Just like on TV, the musical opens with spinning newspaper pages telling of a dire storm. And someone made sure that when King Moonracer speaks from his throne, a spotted elephant stands watch, and when reindeer Clarice sings “There’s Always Tomorrow,” raccoons and bunnies listen in.

There’s some rearranging here and some beefed-up dialogue there, but all told this production re-creates the original with great precision. Much of the fun is seeing the clever ways the special’s stop-motion effects are translated to stage. Puppeteers in head-to-toe white scurry around, operating animals and misfit toys and spinning Yukon Cornelius’ pickax in the air. When Rudolph makes his first flight, soaring in the rush of a crush requited and crying, “She thinks I’m cute!,” it’s on their arms, and it’s a real crowd-pleaser.

Presenting the biggest technical challenge is the Abominable Snow Monster, the villain seen on TV as frightening and gigantic. Here he’s represented by a head and two big arms, and he’s not yet perfected. If you didn’t come in knowing the outcomes of the beast’s two big action sequences — when he chases Rudolph on the ice and is lured from his lair — you likely wouldn’t make sense of the flailing fur and billowing silks meant to depict them. This would be a good place to defy the sacred text and add some exposition.

Smartly, the fledgling elves and reindeer are played by two casts of kids, at the age when the feeling of not fitting in stings most. That’s most striking during “There’s Always Tomorrow,” now delivered with youthful spunk reminiscent of that other stage moppet who sings about tomorrow.

The Rudolph at Saturday’s opening, fifth-grader Cody J. Bolithon, gave the angst-ridden animal an earnest energy, and as Hermey the dentist wannabe, Michael Saguto was the night’s most expert mimic, uncannily echoing the elf’s geeky tones.

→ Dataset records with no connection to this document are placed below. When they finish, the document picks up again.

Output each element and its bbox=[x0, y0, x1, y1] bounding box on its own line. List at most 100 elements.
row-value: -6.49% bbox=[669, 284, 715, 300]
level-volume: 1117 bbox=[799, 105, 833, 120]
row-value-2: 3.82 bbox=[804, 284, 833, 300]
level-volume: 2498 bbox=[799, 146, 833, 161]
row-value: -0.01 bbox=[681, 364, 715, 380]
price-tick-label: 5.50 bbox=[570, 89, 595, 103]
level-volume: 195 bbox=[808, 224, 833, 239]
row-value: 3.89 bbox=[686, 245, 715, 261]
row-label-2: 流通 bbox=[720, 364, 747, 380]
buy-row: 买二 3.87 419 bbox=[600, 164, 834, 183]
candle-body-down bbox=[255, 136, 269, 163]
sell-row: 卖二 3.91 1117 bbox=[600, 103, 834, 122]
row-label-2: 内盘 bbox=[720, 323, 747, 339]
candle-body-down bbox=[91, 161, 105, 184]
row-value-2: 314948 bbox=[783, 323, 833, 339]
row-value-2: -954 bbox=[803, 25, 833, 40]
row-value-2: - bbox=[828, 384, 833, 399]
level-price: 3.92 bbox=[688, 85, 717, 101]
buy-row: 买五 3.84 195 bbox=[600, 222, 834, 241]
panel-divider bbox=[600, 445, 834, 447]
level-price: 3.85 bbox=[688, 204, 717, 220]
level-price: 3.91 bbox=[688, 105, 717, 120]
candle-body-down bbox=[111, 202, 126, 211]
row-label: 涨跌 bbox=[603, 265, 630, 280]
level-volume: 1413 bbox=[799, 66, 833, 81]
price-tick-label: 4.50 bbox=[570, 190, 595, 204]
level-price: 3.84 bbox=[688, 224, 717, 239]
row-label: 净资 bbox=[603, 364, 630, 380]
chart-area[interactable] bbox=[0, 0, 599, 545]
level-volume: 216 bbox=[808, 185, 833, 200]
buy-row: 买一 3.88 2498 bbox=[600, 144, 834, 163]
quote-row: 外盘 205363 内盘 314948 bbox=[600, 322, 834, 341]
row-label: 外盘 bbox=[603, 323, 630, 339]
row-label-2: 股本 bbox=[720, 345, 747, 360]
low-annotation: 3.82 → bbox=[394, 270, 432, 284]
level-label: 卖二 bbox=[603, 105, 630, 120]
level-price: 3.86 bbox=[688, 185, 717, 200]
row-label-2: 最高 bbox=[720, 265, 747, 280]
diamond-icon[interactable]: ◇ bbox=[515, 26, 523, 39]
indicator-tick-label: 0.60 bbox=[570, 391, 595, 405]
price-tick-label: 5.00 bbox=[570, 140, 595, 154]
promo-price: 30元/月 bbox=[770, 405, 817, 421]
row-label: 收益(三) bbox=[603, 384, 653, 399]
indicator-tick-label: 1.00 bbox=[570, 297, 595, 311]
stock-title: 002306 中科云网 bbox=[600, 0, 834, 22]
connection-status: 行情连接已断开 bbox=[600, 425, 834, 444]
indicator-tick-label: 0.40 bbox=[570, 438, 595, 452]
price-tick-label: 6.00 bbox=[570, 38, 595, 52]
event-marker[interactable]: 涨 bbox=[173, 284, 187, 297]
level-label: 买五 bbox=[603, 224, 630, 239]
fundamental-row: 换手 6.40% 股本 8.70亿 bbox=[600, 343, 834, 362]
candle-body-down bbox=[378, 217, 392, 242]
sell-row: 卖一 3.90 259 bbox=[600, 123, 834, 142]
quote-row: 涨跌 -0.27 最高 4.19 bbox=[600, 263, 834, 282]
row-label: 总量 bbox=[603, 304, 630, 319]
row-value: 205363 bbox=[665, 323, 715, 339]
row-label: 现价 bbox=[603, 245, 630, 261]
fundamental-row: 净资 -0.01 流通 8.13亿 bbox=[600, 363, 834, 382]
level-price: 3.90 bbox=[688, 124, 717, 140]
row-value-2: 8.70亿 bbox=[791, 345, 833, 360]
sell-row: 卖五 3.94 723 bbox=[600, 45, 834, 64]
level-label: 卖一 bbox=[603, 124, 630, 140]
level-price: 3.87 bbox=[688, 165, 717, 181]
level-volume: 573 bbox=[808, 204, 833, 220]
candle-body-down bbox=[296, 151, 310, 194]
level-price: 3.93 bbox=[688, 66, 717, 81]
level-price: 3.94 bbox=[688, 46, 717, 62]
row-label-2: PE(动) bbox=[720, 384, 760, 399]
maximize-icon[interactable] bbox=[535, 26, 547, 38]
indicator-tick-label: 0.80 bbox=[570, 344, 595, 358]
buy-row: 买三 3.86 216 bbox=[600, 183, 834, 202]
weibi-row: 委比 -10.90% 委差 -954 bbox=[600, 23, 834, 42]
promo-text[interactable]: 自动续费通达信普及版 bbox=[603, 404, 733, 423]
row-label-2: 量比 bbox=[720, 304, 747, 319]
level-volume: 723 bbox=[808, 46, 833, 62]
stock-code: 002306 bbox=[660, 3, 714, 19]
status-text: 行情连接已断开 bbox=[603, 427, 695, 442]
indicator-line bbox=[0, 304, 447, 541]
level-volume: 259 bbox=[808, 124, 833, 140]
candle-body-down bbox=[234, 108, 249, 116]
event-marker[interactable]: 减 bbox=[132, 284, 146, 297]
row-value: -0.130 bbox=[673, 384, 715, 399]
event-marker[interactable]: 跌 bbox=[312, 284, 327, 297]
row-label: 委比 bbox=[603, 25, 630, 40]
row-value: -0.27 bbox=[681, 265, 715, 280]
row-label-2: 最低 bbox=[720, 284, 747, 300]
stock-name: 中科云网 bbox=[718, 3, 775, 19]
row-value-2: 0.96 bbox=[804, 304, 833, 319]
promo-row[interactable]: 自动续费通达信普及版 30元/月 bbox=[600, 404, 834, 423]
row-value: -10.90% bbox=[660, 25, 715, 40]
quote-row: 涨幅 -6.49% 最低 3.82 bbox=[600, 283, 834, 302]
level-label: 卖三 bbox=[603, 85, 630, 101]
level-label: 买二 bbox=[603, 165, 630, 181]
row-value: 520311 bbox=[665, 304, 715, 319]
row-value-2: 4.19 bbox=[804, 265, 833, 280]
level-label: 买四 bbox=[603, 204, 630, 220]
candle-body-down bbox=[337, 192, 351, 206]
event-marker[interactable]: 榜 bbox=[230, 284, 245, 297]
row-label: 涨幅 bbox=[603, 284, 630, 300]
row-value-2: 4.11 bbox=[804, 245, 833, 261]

Gliding footlessly about the stage is the snowman narrator played by Sean Patrick Fawcett, whose range is several notches higher than Burl Ives’ but affable nonetheless.

To see “Rudolph” now is to appreciate the show’s message about appreciating the misfits, conveyed during a less tolerant time. Rankin-Bass was letting kids know “it gets better” decades before Dan Savage. It’s an idea no less relevant now, and the kids who see it demonstrated at the Broadway Playhouse will learn not just about tolerance, but about retelling a story with affection and ingenuity.